Давным-давно людей было мало, но было много врагов. И эти враги нарочно
навыращивали всего, намастерили всего, напокупали всего – в общем, сделали так,
что всего-всего стало много, так много, что перестало помещаться на земле. И
кое-что понемножку скатывалось с земли и терялось. Так скатились и потерялись
яблочки фифимифи – очень вкусные, как клубника с мороженым; пропала такая
одежда удобная бисли – одновременно джинсовый сарафан и шорты; канули в космос
быстроциклы – они ездили как самокаты, но со скоростью ракеты, даже быстрее.
Без всего этого земля обеднела. А разное другое, чтобы не скатиться и не
пропасть, решило лучше уйти под землю. Так возникла Страна подземных бутылок,
Страна подземных сыров и Страна подземных фонарей.
*
Крах приехала в
Слепоту злее, чем обычно, усталая, будто тянула паровоз на себе, что твой
волжский бурлак, и, примяв шишку на лбу мокрым полотенцем, уснула прямо в
кресле. Снился ей неприятный разговор в зашторенной комнате, на массивных
стульях с высокими прямыми спинками, в котором Подколодная чехвостила ее,
припоминая, как она будто бы все детство какала в реку за камышами да ставила
подножки бабушкам, с сумками-тележками выбирающимся из троллейбуса, предрекала
ей судьбу городской сумасшедшей, философки-алкоголички и говорила
проникновенным шепотом: «…и никуда ты теперь отсюда не денешься, потому что
поймешь, что отсель ходу больше нет, из одной речки два раза не выйти».
Просыпалась она
под возмущенное стрекотание Туси, которому положил конец скрипучий, но
беззлобный вердикт Подколодной: «А в жопу ее!» Туся, бедная, гуляя с Лялей по
Тихому Парку, попыталась зайти в сортир – стоит там кирпичная такая кубышка с
дурным запахом. Только дверь оказалась заперта, а рядом на колченогом стуле
тетка сидит, гетры вяжет. – Извините, пожалуйста, – лепечет Туся, изнемогая, –
а что, туалет закрыт? – Конечно, закрыт, – говорит. – Кто ты такая, чтоб в
туалет ходить?
Такие дела.
– Чем обязаны на
этот раз? – доброжелательно поинтересовались подружки. – Зачем пожаловала?
– А так, –
усмехнулась Крах несколько натянуто. – Вас посмотреть, себя показать.
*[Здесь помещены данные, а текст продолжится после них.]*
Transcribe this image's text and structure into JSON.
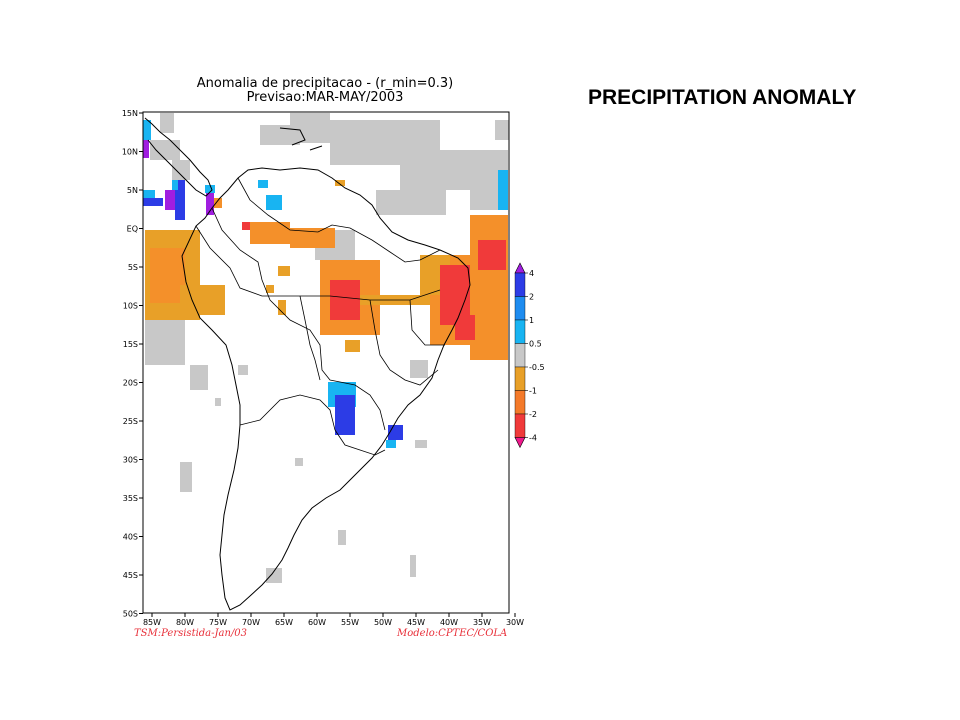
{
  "slide": {
    "title": "PRECIPITATION ANOMALY"
  },
  "map": {
    "title_line1": "Anomalia de precipitacao - (r_min=0.3)",
    "title_line2": "Previsao:MAR-MAY/2003",
    "footer_left": "TSM:Persistida-Jan/03",
    "footer_right": "Modelo:CPTEC/COLA",
    "lat_labels": [
      "15N",
      "10N",
      "5N",
      "EQ",
      "5S",
      "10S",
      "15S",
      "20S",
      "25S",
      "30S",
      "35S",
      "40S",
      "45S",
      "50S"
    ],
    "lon_labels": [
      "85W",
      "80W",
      "75W",
      "70W",
      "65W",
      "60W",
      "55W",
      "50W",
      "45W",
      "40W",
      "35W",
      "30W"
    ],
    "legend": {
      "labels": [
        "4",
        "2",
        "1",
        "0.5",
        "-0.5",
        "-1",
        "-2",
        "-4"
      ],
      "colors": [
        "#a01ee0",
        "#2c3ce6",
        "#1e8cf0",
        "#18b4f2",
        "#c8c8c8",
        "#e8a028",
        "#f47a2a",
        "#f03a3a",
        "#f0188c"
      ]
    },
    "colors": {
      "gray": "#c8c8c8",
      "orange_light": "#e8a028",
      "orange": "#f4902a",
      "red": "#f03a3a",
      "light_blue": "#18b4f2",
      "blue": "#2c3ce6",
      "purple": "#a01ee0"
    }
  }
}
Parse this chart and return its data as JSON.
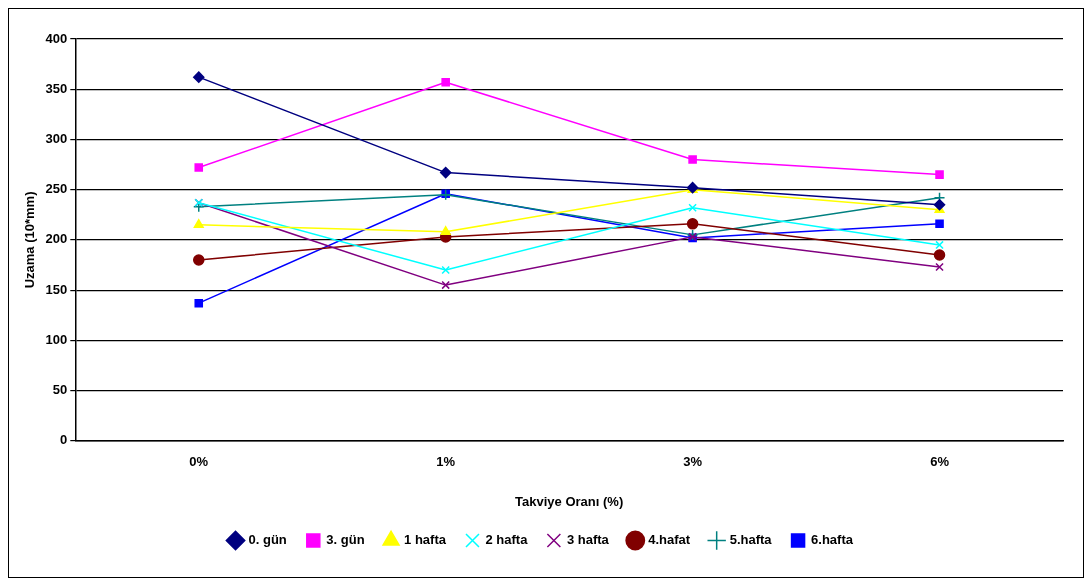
{
  "chart_data": {
    "type": "line",
    "xlabel": "Takviye Oranı (%)",
    "ylabel": "Uzama (10*mm)",
    "categories": [
      "0%",
      "1%",
      "3%",
      "6%"
    ],
    "ylim": [
      0,
      400
    ],
    "yticks": [
      0,
      50,
      100,
      150,
      200,
      250,
      300,
      350,
      400
    ],
    "grid": "y",
    "legend": "bottom",
    "line_style": "solid",
    "series": [
      {
        "name": "0. gün",
        "color": "#000080",
        "marker": "diamond",
        "values": [
          362,
          267,
          252,
          235
        ]
      },
      {
        "name": "3. gün",
        "color": "#ff00ff",
        "marker": "square",
        "values": [
          272,
          357,
          280,
          265
        ]
      },
      {
        "name": "1 hafta",
        "color": "#ffff00",
        "marker": "triangle",
        "values": [
          215,
          208,
          250,
          230
        ]
      },
      {
        "name": "2 hafta",
        "color": "#00ffff",
        "marker": "cross",
        "values": [
          237,
          170,
          232,
          195
        ]
      },
      {
        "name": "3 hafta",
        "color": "#800080",
        "marker": "cross",
        "values": [
          237,
          155,
          203,
          173
        ]
      },
      {
        "name": "4.hafat",
        "color": "#800000",
        "marker": "circle",
        "values": [
          180,
          203,
          216,
          185
        ]
      },
      {
        "name": "5.hafta",
        "color": "#008080",
        "marker": "plus",
        "values": [
          233,
          245,
          205,
          242
        ]
      },
      {
        "name": "6.hafta",
        "color": "#0000ff",
        "marker": "square",
        "values": [
          137,
          246,
          202,
          216
        ]
      }
    ]
  }
}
Погулять
на природе, подышать свежим воздухом.
*
Приезжая в город
детства, Крах вечерами ходила на пустырь за Городской Свалкой, молиться.
Надежное одиночество ей гарантировали, с одной стороны, несчетные гряды самой
свалки, куда многие захаживали, но никто не одолевал ее насквозь, с другой –
сплошная линия гаражного кооператива с торчащими кое-где террасками голубятен.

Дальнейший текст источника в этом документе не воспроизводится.